By Joselina Cruz (Curator)
On the facade of Raffles Shopping Centre in Singapore, looms the large-scale photographic work of Isaac Montoya. The image is a rainbow-coloured portrait of a young woman, hair seemingly in dread locks, her mouth open. The photograph pulstates with a frenetic energy.
Most of Montoya's artworks are amnipulated photographs that allow for several layers of meaning. On one hand, he creates glossy, attractive images often identified with consumerist iconography. These images are reminiscent of those found in magazines, advertising billboards and TV ads. All are slick - visual gratification, immediate; the bombardment of the products' glories, relentless. Montoya's photographs however lend several, alternate readings. By providing screens or filters that reveal other images, he provides us with another reality. A reality we would we would rather not see, or be be reminded of. He ensures that the second (and third) portraits that are revealed draw us into an uncomfortable place - one we would rather have remain at arms length.
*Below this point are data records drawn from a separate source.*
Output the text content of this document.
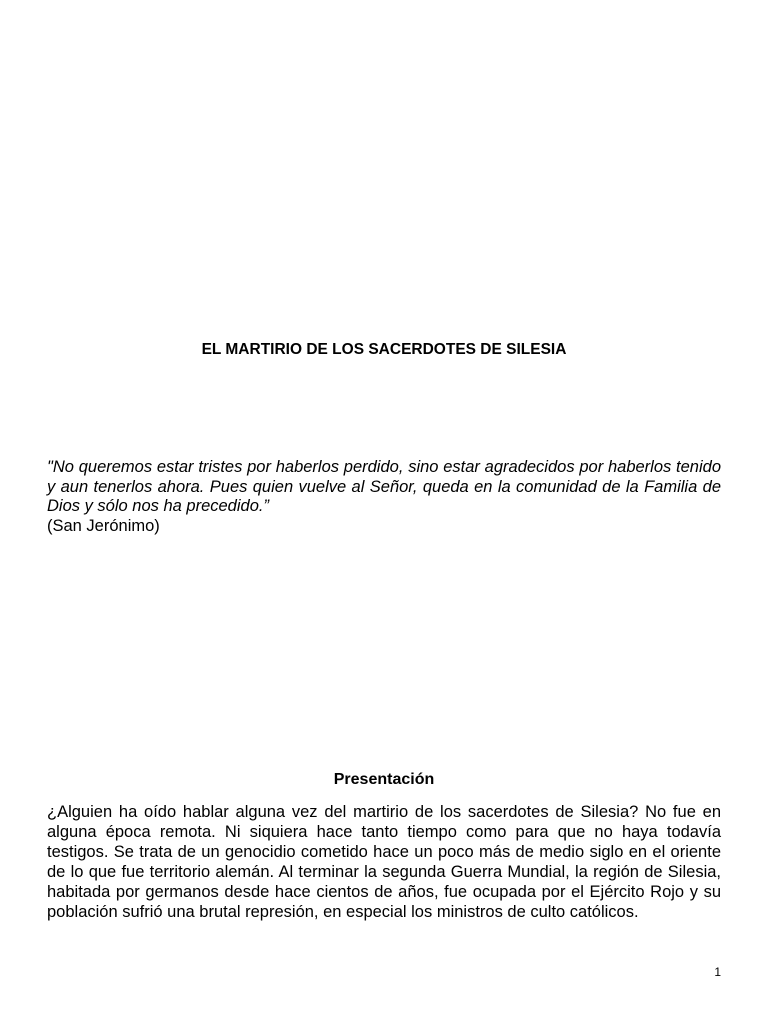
EL MARTIRIO DE LOS SACERDOTES DE SILESIA

"No queremos estar tristes por haberlos perdido, sino estar agradecidos por haberlos tenido y aun tenerlos ahora. Pues quien vuelve al Señor, queda en la comunidad de la Familia de Dios y sólo nos ha precedido.”

(San Jerónimo)

Presentación

¿Alguien ha oído hablar alguna vez del martirio de los sacerdotes de Silesia? No fue en alguna época remota. Ni siquiera hace tanto tiempo como para que no haya todavía testigos. Se trata de un genocidio cometido hace un poco más de medio siglo en el oriente de lo que fue territorio alemán. Al terminar la segunda Guerra Mundial, la región de Silesia, habitada por germanos desde hace cientos de años, fue ocupada por el Ejército Rojo y su población sufrió una brutal represión, en especial los ministros de culto católicos.

1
Montoya has been called a chameleon, a reference to his work and his open person. He has created a female version of himself as Isa Montoya (Montoya himself dressed as a woman), whose return to Spain is chronicled in a parody of 'Hola' (re-titled by Montoya 'Ole') a Spanish magazine dedicated to the idiosyncracies of the rich and famous. His other photographs too are 'doubled', all are simulacra of realities that border on mockery and social commentary.
For the Singapore Biennale, Montoya's work Fantasmas (Phantoms) (2008) contains several images that nudge us to think about the state of contemporary word events. He layers three images, two of which areseen through red and blue filters. Montoya has taken the imagistic spectres from our subconscious - the portraits are glimpses of places around the world where violence continues unabaited, where peace is still rooted in the hope of its coming. The work's location in a busy consumer area prompts people to face up to this situation. There is not one but several realities, a variety of angles to everything and every event.